Çelik, aday adaylarından demokratik özerklik çerçevesinde kente dair projelerinin olmasını beklediklerini belirterek, siyasal paradigmalarına uygun, vizyon sahibi kişilerin tercih edileceğini belirtti.
'DEMOKRATİK ÖZERKLİK YEREL YÖNETİMLERLE ETE KEMİĞE BÜRÜNECEK'
Yerel politikalarında demokratik özerkliği esas alacaklarını bildiren Çelik, şöyle dedi: "Bizim demokratik özerklik projemiz bölgeye ve bölgelere siyasal özerkliği talep ediyor. Bu proje mevcut egemenlikçi, katı merkeziyetçi sistemin, devletin rızasıyla gerçekleşmeyeceği gerçeğinden hareketle biz bunu ilan etmiş bir partiyiz.
İnşası gibi görevi yükleniyoruz. Bu anlamıyla da yerel yönetimlerle şekillenip ete kemiğe bürünmesi, toplumla buluşturulması ve topluma mal edilmesi gerekiyor. Böylece daralan ve küçülen devletin, büyüyen ve çoğalan toplumsal gerçekliğin kabulüne varmasını hedefliyoruz."
Demokratik özerkliğin inşasını sağlamada yerel yönetimleri önemsediklerini vurgulayan Çelik, bu bakımdan, yerel yönetimlerin idari-mali özerkliğini savunduklarını ve devletin sunmadığı hizmetleri oluşturacaklarını ifade etti:
"Yerel yönetimler günümüz küreselleşmesinin ademi merkeziyetçiliği ilkesine bağlı olarak, devletin vermeye razı gelmediği eğitim, kültür, sağlık, turizm, güvenlik gibi toplumun özgücüne dayanan temel konularda da, kazanılan bu idari-mali mekanizmalar üzerinden söz sahibi olsun. Bu olmadığı takdirde yerelin kendi başına yapacakları sınırlanıyor ve kaynak yada bütçe ayıramıyor. Şu an itibarıyla gelişmişlik düzeyine baktığımızda, Avrupa Konseyi Bölgesel Yerel Yönetimler Özerklik Şartı da bizim taleplerimiz nezdinde geri kalıyor ama yerel yönetimlerin mali-idari özerkliğe kavuşması bakımından önemli fırsat verecektir.

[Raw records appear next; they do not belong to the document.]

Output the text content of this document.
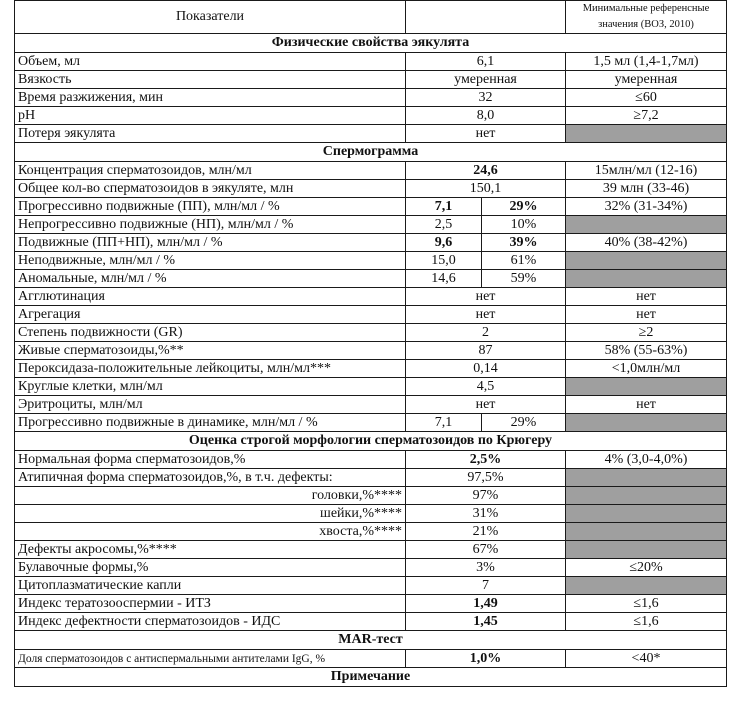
Показатели			Минимальные референсные значения (ВОЗ, 2010)
Физические свойства эякулята			
Объем, мл	6,1		1,5 мл (1,4-1,7мл)
Вязкость	умеренная		умеренная
Время разжижения, мин	32		≤60
pH	8,0		≥7,2
Потеря эякулята	нет		
Спермограмма			
Концентрация сперматозоидов, млн/мл	24,6		15млн/мл (12-16)
Общее кол-во сперматозоидов в эякуляте, млн	150,1		39 млн (33-46)
Прогрессивно подвижные (ПП), млн/мл / %	7,1	29%	32% (31-34%)
Непрогрессивно подвижные (НП), млн/мл / %	2,5	10%	
Подвижные (ПП+НП), млн/мл / %	9,6	39%	40% (38-42%)
Неподвижные, млн/мл / %	15,0	61%	
Аномальные, млн/мл / %	14,6	59%	
Агглютинация	нет		нет
Агрегация	нет		нет
Степень подвижности (GR)	2		≥2
Живые сперматозоиды,%**	87		58% (55-63%)
Пероксидаза-положительные лейкоциты, млн/мл***	0,14		<1,0млн/мл
Круглые клетки, млн/мл	4,5		
Эритроциты, млн/мл	нет		нет
Прогрессивно подвижные в динамике, млн/мл / %	7,1	29%	
Оценка строгой морфологии сперматозоидов по Крюгеру			
Нормальная форма сперматозоидов,%	2,5%		4% (3,0-4,0%)
Атипичная форма сперматозоидов,%, в т.ч. дефекты:	97,5%		
головки,%****	97%		
шейки,%****	31%		
хвоста,%****	21%		
Дефекты акросомы,%****	67%		
Булавочные формы,%	3%		≤20%
Цитоплазматические капли	7		
Индекс тератозооспермии - ИТЗ	1,49		≤1,6
Индекс дефектности сперматозоидов - ИДС	1,45		≤1,6
MAR-тест			
Доля сперматозоидов с антиспермальными антителами IgG, %	1,0%		<40*
Примечание			
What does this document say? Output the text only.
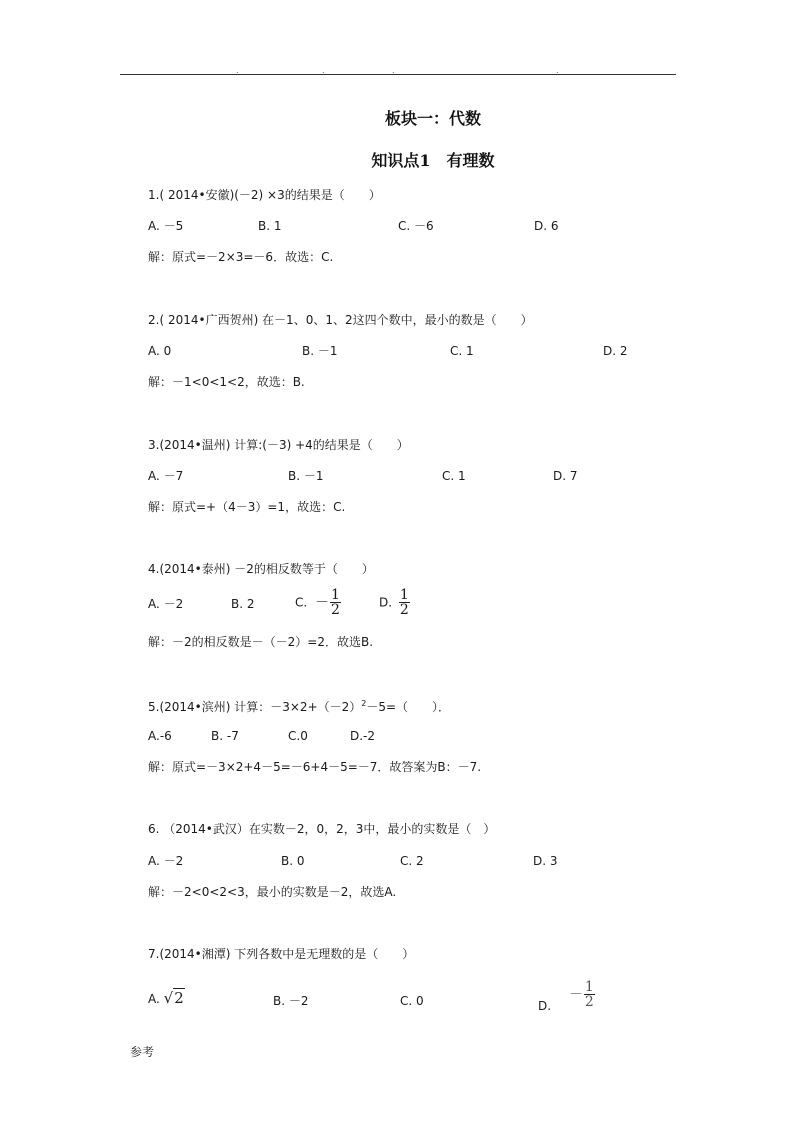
.	.	.	.
板块一：代数
知识点1　有理数
1.( 2014•安徽)(－2) ×3的结果是（　　）
A. －5	B. 1	C. －6	D. 6
解：原式=－2×3=－6．故选：C.
2.( 2014•广西贺州) 在－1、0、1、2这四个数中，最小的数是（　　）
A. 0	B. －1	C. 1	D. 2
解：－1<0<1<2，故选：B.
3.(2014•温州) 计算:(－3) +4的结果是（　　）
A. －7	B. －1	C. 1	D. 7
解：原式=+（4－3）=1，故选：C.
4.(2014•泰州) －2的相反数等于（　　）
A. －2	B. 2	C. － $\frac{1}{2}$	D. $\frac{1}{2}$
解：－2的相反数是－（－2）=2．故选B.
5.(2014•滨州) 计算：$-3\times 2+(-2)^2-5=$（　　）．
A.-6	B. -7	C.0	D.-2
解：原式=－3×2+4－5=－6+4－5=－7．故答案为B：－7.
6. （2014•武汉）在实数－2，0，2，3中，最小的实数是（　）
A. －2	B. 0	C. 2	D. 3
解：－2<0<2<3，最小的实数是－2，故选A.
7.(2014•湘潭) 下列各数中是无理数的是（　　）
A. √2	B. －2	C. 0	D. － $\frac{1}{2}$
参考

Yerel kültürün yaşatılması adına, Kürtçe üzerine tümden eğitimin verildiği kreşlerden ilkokula, ilkokuldan üniversiteye kadar hepsini yerelin yapabilme hakkını istiyoruz. Aynı şekilde nitelikli ve erişilebilir sağlık hizmetleri gibi meselelerde de. Devletin hala taksit taksit verdiği birçok talebi ertelenemez buluyor ve bizler bir şekilde yapalım, istiyoruz. Tabii ki kanalizasyon, içme suyu, yol, park-bahçe düzenlemeleri gibi konulara da herkesten önce eğilmesi gereken bizleriz. Ama Kürt özgürlük hareketinin bu gelişmişlik potansiyeline bağlı olarak da toplumsal sorunlarımızı mevcut projelerimizle çözüme kavuşturmalıyız."

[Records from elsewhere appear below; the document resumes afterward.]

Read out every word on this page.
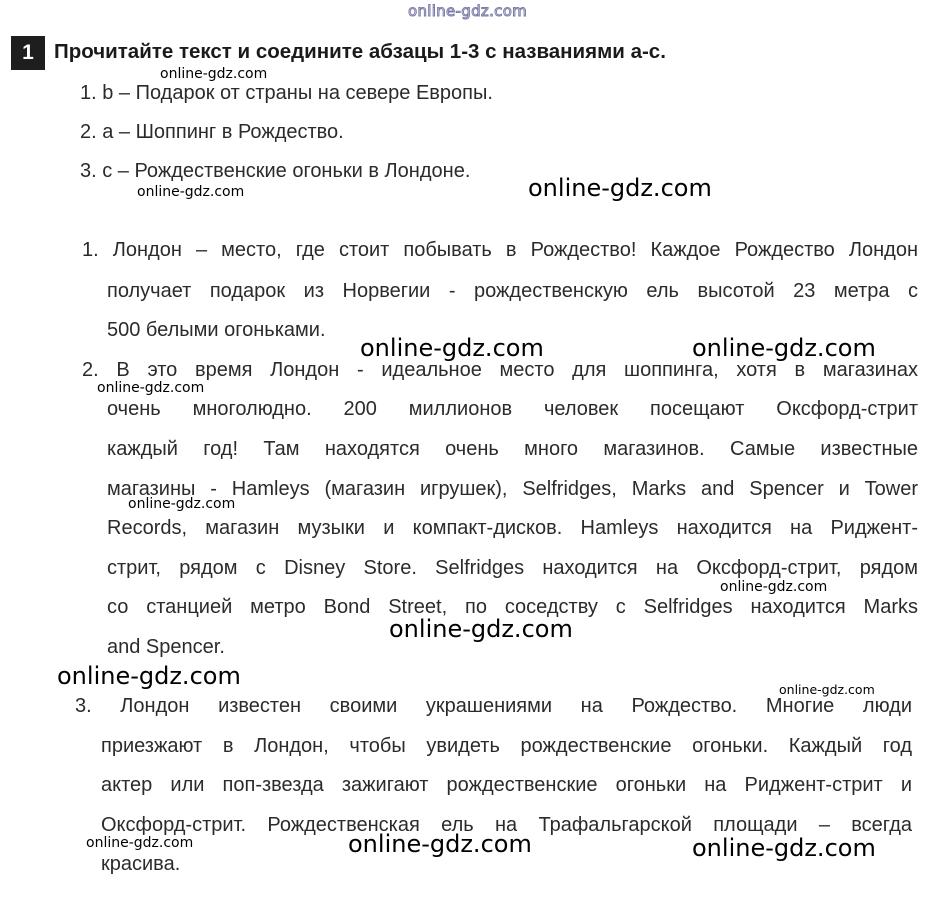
online-gdz.com
1 Прочитайте текст и соедините абзацы 1-3 с названиями a-c.
1. b – Подарок от страны на севере Европы.
2. a – Шоппинг в Рождество.
3. c – Рождественские огоньки в Лондоне.
1. Лондон – место, где стоит побывать в Рождество! Каждое Рождество Лондон
получает подарок из Норвегии - рождественскую ель высотой 23 метра с
500 белыми огоньками.
2. В это время Лондон - идеальное место для шоппинга, хотя в магазинах
очень многолюдно. 200 миллионов человек посещают Оксфорд-стрит
каждый год! Там находятся очень много магазинов. Самые известные
магазины - Hamleys (магазин игрушек), Selfridges, Marks and Spencer и Tower
Records, магазин музыки и компакт-дисков. Hamleys находится на Риджент-
стрит, рядом с Disney Store. Selfridges находится на Оксфорд-стрит, рядом
со станцией метро Bond Street, по соседству с Selfridges находится Marks
and Spencer.
3. Лондон известен своими украшениями на Рождество. Многие люди
приезжают в Лондон, чтобы увидеть рождественские огоньки. Каждый год
актер или поп-звезда зажигают рождественские огоньки на Риджент-стрит и
Оксфорд-стрит. Рождественская ель на Трафальгарской площади – всегда
красива.
online-gdz.com
online-gdz.com	online-gdz.com
online-gdz.com	online-gdz.com
online-gdz.com
online-gdz.com
online-gdz.com
online-gdz.com
online-gdz.com	online-gdz.com
online-gdz.com	online-gdz.com	online-gdz.com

PROJELERLE SORUNLARIN ÇÖZÜMÜNÜ SAĞLAMAK ÖNEMLİ
Çelik, "Parmakların tetikten çekildiği, şiddetin son bulacağı umudu yaşanırken demokratik siyaset istihdam, yoksulluk, sefalet, madde bağımlılığı gibi kapitalist modernitelerin kirletici yaklaşımlarına karşı nitelikli projelerle sorunların önünü alamazsak belediyeleri kazanıp kazanamayacağımızın bir önemi olmaz" diyerek, yeni dönemde belediyelerin bu yönlü projelerinin de olacağını kaydetti.

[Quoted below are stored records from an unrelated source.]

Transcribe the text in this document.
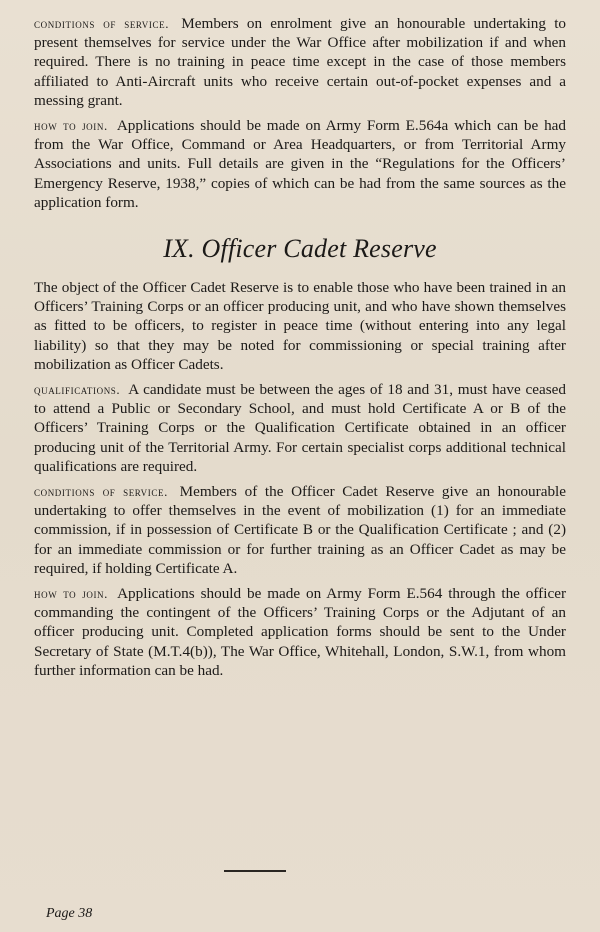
conditions of service. Members on enrolment give an honourable undertaking to present themselves for service under the War Office after mobilization if and when required. There is no training in peace time except in the case of those members affiliated to Anti-Aircraft units who receive certain out-of-pocket expenses and a messing grant.

how to join. Applications should be made on Army Form E.564a which can be had from the War Office, Command or Area Headquarters, or from Territorial Army Associations and units. Full details are given in the “Regulations for the Officers’ Emergency Reserve, 1938,” copies of which can be had from the same sources as the application form.

IX. Officer Cadet Reserve

The object of the Officer Cadet Reserve is to enable those who have been trained in an Officers’ Training Corps or an officer producing unit, and who have shown themselves as fitted to be officers, to register in peace time (without entering into any legal liability) so that they may be noted for commissioning or special training after mobilization as Officer Cadets.

qualifications. A candidate must be between the ages of 18 and 31, must have ceased to attend a Public or Secondary School, and must hold Certificate A or B of the Officers’ Training Corps or the Qualification Certificate obtained in an officer producing unit of the Territorial Army. For certain specialist corps additional technical qualifications are required.

conditions of service. Members of the Officer Cadet Reserve give an honourable undertaking to offer themselves in the event of mobilization (1) for an immediate commission, if in possession of Certificate B or the Qualification Certificate ; and (2) for an immediate commission or for further training as an Officer Cadet as may be required, if holding Certificate A.

how to join. Applications should be made on Army Form E.564 through the officer commanding the contingent of the Officers’ Training Corps or the Adjutant of an officer producing unit. Completed application forms should be sent to the Under Secretary of State (M.T.4(b)), The War Office, Whitehall, London, S.W.1, from whom further information can be had.

Page 38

"Evet, önemli sayıda yerelleri kazanalım ama bu siyasal-sosyal travmaları da çözecek şekilde, radikal yerden yaklaşmak gerekiyor... Bu anlamda tarihsel görevimiz var. 2014 seçimlerini dönüm noktası olarak kabul ediyoruz. Artık demokratik siyaset devletin her türlü soykırımcı yaklaşımlarına rağmen kendini muhatap olarak konumlandıracak ve devleti çözüme getirecek. Seçimi bu yönüyle de önemsiyoruz."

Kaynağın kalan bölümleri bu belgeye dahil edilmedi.